Many of the 15 physicians at Urology San Antonio had a lot of questions when the partners decided to implement an electronic medical record. Chief among them: What's in it for us?
Determining reliable return on investment results for an EMR at smaller physician practices is exceptionally difficult. Clayton Hudnall, MD, a vice president and partner with the practice, says Urology San Antonio had been using a pseudo-electronic filing system in which physicians dictated notes that would be transcribed and put in this system. "But we still had a heck of a time finding the notes, so we needed something different." Perhaps more important, the practice was spending $20,000 a month on transcription and "had very little to show for it," he says.
The partners decided to take the plunge. But first, Hudnall—who was in charge of the project's implementation and troubleshooting—had to take on resistance from physicians who were concerned that all the work they once delegated to dictation and transcription was going to become their responsibility, taking time away from patients and revenue-generating opportunities.
On that count, they were right, as Urology San Antonio transitioned to McKesson's Practice Partner system. "We held a vote in our group and everyone was 100% behind it, and we have held that stick over their heads numerous times," he says. "You voted for it, so you will do it." Still, he says, "it turned our world upside down for three to six months."
Through a rigorous financial analysis, the partners had determined that by committing to using templates and avoiding transcription, the practice would break even over a three-year period and accrue efficiency savings after that period. But they didn't count on the fact that under the previous regime, physicians were "defensively coding," meaning they were undercoding procedures for fear of an audit that would show documentation was lacking.
"That was costing us a lot of money," says Hudnall. "But through improved and higher coding, backed up by adequate documentation, we found a pot of gold. We paid for the system in about nine months."
Through improved coding and elimination of transcription, employees, and paper, the system added about $500,000 a year to the practice's bottom line, he says.
Besides the possible financial benefits, Hudnall sees EMR adoption as a must because of payers' various carrots and sticks that all but require an EMR to achieve—for example, e-prescribing.

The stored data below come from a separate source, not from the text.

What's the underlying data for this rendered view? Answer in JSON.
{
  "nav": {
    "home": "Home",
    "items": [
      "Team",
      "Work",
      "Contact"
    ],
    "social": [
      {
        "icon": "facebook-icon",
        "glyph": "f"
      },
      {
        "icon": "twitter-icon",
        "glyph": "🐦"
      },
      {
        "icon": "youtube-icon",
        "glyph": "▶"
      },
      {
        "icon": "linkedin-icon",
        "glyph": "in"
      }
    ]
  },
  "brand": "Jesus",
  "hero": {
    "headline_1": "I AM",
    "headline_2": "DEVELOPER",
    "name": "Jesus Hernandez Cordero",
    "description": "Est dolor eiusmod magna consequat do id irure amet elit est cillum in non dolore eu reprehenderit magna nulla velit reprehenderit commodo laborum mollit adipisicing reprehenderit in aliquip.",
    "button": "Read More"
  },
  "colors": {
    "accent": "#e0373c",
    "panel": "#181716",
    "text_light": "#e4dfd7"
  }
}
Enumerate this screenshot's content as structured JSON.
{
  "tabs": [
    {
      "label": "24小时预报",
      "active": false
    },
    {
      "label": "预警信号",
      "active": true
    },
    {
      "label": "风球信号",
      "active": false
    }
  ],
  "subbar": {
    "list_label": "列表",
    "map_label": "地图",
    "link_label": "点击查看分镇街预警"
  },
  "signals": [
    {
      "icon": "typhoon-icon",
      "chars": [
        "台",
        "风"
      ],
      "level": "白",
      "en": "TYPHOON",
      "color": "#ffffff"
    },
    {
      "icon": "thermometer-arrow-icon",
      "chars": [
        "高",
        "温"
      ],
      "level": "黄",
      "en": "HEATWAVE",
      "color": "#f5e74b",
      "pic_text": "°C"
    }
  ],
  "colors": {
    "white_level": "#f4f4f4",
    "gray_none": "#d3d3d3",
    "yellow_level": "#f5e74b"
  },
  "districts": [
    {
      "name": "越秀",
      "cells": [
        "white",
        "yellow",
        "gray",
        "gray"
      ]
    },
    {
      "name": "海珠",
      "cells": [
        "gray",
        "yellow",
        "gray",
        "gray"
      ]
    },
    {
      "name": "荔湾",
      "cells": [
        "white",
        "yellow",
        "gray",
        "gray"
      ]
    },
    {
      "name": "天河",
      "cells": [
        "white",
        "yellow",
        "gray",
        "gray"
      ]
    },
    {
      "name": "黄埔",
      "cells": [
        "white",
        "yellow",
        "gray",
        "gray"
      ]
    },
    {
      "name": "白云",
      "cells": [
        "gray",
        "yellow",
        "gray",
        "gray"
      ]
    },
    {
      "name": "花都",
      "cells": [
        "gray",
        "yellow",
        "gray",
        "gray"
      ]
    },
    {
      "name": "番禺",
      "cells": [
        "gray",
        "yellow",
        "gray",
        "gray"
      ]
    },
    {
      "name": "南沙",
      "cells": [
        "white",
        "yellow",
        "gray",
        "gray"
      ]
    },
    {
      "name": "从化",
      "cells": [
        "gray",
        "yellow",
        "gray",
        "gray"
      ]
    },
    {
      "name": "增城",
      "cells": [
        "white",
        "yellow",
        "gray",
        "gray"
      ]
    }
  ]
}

He advises other practices of Urology San Antonio's size to look at their current expense patterns to determine whether the switch will work for them financially. "What are they spending to buy store and move charts? What about the associated personnel involved with the transcription expense? If you went all the way to the wall with an EMR and eliminate those things, how do the numbers work?" Hudnall says. "If they apply themselves totally, it will become a revenue center rather than a cost center. It was far beyond anything we would have guessed at the outset."